Strengths and limitations
While previous needs assessments have also included a diversity of recent cancer survivors [13
], the population-based sampling method used in this study is a major strength as it increases the generalisability of the results. In Australia, the notification of cancer to the cancer registry is a statutory requirement under the state and territory Public Health Acts. Indices of registry data quality demonstrate that the level of case ascertainment is high and the data collected are accurate [39
]. However, the overall response rate was 41% (1360/3315 eligible individuals) and may raise concerns about response bias. While this response rate seems low, it is higher than that achieved by other studies which also used cancer registries to recruit diverse samples of recent survivors [40
]. Survivors who were not proficient in English were excluded due to the prohibitive cost of translating the questionnaire into other languages and may have resulted in an underestimate of the prevalence of unmet needs given that language barriers have been associated with poorer access to health care services.
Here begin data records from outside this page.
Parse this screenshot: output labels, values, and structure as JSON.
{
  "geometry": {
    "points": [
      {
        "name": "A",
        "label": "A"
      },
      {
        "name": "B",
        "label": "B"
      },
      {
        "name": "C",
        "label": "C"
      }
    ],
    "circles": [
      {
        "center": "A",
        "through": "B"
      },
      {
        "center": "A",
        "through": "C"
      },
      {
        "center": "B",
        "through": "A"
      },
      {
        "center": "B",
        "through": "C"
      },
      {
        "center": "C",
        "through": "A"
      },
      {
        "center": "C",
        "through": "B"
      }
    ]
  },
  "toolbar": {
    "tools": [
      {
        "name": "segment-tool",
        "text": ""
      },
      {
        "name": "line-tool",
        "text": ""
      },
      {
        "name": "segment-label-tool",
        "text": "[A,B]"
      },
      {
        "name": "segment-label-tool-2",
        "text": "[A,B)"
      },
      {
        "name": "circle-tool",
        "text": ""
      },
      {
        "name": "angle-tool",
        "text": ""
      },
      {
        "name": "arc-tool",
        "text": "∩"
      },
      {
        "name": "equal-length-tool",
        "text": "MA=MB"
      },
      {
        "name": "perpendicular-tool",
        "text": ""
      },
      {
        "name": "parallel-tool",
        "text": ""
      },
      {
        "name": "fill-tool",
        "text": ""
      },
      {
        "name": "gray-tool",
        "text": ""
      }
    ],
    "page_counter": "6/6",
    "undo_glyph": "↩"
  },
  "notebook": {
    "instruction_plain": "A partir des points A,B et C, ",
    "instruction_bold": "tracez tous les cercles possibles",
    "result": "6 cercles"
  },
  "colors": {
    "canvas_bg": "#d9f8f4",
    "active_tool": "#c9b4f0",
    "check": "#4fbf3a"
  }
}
Our outcome measure, the SCNS-SF34, is a well-validated tool for assessing multiple dimensions of supportive care need and was developed with diverse samples of individuals diagnosed with cancer in terms of cancer type and time since diagnosis [27
]. However, it is possible that the SCNS-SF34 may not fully capture the unique needs of cancer survivors in the late treatment to early survivorship phase of care, and therefore this study may underestimate the prevalence of unmet need reported by survivors at six months post-diagnosis. Since this study commenced, two cancer survivor-specific needs assessment tools [41
] have been developed and should be considered for use in future studies.